第24話
「中央…民生局…」
横に座るユキさんが、唇を噛みしめながらそうつぶやく。太ももの上に置かれた手が、震えている。
「ユキさん、ご存じなんですか?」
俺の問いに、彼女は首を縦に振って答える。そして悔しそうにつぶやいた。
「…私たちから、鉱石をだまし取った奴らです…!」
その告白に、トーマさんも俺も驚きを隠せない。彼女はそのまま、話を続ける。
「…私たちのところに突然、中央民生局の人間が訪れてきたんです…その時に、鉱石を譲渡してくれれば、お店は保護してやると提案してきて…」
「ちゅ、中央がまさか…そんなことを…」
ハワーさんと同じく、やはりトーマさんも話が全く信じられない様子だ。
「トーマ支局長、中央民生局とは一体どのような組織なんですか?」
俺の投げた疑問に、トーマさんはゆっくりと答え始める。
「…我々民生局員を束ねる、民生局の中枢的組織です。入局するには相当難易度の高い試験をクリアしなければならない上、一つでも汚点を作れば即、別部署に飛ばされるという、大変に厳格な組織です…」
「うわぁ…」
話を聞くだけでも圧倒される。まさに、エリート集団が集うような組織という事か…そして俺たちは今、そんなとんでもない組織を相手にしていると…
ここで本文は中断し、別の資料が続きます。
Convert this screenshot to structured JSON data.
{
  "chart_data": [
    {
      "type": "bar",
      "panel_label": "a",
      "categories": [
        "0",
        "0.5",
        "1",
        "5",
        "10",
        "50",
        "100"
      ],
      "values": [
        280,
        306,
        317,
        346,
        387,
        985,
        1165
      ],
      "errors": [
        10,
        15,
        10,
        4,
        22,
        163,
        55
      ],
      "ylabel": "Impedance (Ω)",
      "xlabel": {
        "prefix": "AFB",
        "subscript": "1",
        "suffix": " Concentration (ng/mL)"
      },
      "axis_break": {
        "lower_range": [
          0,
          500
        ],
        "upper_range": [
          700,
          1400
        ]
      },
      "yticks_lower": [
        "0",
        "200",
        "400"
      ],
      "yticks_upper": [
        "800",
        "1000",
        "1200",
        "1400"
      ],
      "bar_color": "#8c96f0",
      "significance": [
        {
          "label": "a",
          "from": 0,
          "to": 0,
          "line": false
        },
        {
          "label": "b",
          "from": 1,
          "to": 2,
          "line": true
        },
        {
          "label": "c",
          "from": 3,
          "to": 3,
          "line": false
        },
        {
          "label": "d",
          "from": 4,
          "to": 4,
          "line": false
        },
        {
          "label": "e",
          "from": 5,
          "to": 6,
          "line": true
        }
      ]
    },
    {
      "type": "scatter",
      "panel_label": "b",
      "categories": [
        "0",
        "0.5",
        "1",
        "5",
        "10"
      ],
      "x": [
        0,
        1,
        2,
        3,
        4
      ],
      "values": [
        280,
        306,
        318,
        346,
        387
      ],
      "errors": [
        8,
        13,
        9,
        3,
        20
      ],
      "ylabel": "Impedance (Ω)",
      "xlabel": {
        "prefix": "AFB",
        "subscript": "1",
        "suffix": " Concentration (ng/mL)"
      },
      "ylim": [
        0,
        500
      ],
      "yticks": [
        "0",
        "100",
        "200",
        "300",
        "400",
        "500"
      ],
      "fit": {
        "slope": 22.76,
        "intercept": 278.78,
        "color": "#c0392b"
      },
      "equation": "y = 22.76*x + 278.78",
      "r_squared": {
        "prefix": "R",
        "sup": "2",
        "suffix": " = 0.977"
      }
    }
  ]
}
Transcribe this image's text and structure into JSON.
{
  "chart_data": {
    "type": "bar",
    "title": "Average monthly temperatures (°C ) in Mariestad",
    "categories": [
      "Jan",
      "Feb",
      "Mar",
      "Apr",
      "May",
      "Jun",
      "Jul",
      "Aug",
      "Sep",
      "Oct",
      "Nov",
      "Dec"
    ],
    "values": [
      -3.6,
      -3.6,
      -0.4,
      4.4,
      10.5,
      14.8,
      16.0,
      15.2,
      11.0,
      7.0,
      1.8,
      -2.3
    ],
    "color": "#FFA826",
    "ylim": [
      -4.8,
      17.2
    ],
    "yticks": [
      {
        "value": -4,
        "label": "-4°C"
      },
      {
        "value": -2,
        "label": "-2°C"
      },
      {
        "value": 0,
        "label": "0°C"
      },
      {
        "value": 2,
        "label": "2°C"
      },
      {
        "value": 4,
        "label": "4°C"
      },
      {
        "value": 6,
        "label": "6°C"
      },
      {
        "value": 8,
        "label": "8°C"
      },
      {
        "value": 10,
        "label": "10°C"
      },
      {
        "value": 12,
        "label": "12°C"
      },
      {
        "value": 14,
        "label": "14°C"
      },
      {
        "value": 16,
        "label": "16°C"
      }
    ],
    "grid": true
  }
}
「…そんな中央に、キールさんは一体何をしに行ったんでしょう?」
その疑問に、神妙な面持ちで答えるトーマさん。
「…おそらく、事前あいさつにでも行ったのでしょう」
「…事前あいさつとは…まさか…?」
トーマさんは首を縦に振った後、言葉を発する。
「…実はキールに対して、異動の内示が出たのです。それも中央部への異動の内示です」
「!?」
そ、そんなことがありうるのか?ついさっきの話では、中央への入局は相当難易度の高いものであったはず…そんなところに、異動で入局できるなんて…
疑問を感じているのはトーマさんも同じようで、不信感満載の表情を浮かべながら言葉を放つ。
「…私もここに長くいますが、支局から中央に移れるなんて、正直聞いたことがありません。…一体どんなからくりがあるのか…」
キールの異動もかなり疑問ではあるものの、俺の脳裏には同時に別の疑問が浮かんでいた。…中央民生局の連中はどうやって、ユキさんの鉱石の情報をつかんだのか…前に彼女から聞いた話では、鉱石の事は誰にも話していなかったらしい…あくまで自分たちでその鉱石について調べ、その結果市場価値を有さない鉱石であると分かったため、例の取引に応じたのだという。
…俺はひとまず深く深呼吸をする。…なにか、見落としているものはないか…俺は改めて、彼女の申請資料を手に取る。それを上から順に眺めていた、その時だった。
「…!?」
俺の目に留まったのは、資産欄だ。さきほども見た通り、ここには正確に当時の二人の資産が偽りなく申告されている。…そう、嘘偽りなく…!
「…そうか、キールはここから情報を…!」
最初の謎が解けたかもしれない俺の姿に、不思議そうな表情を浮かべる二人
。まだ可能性の段階ではあるものの、俺はその推測に確信を感じた。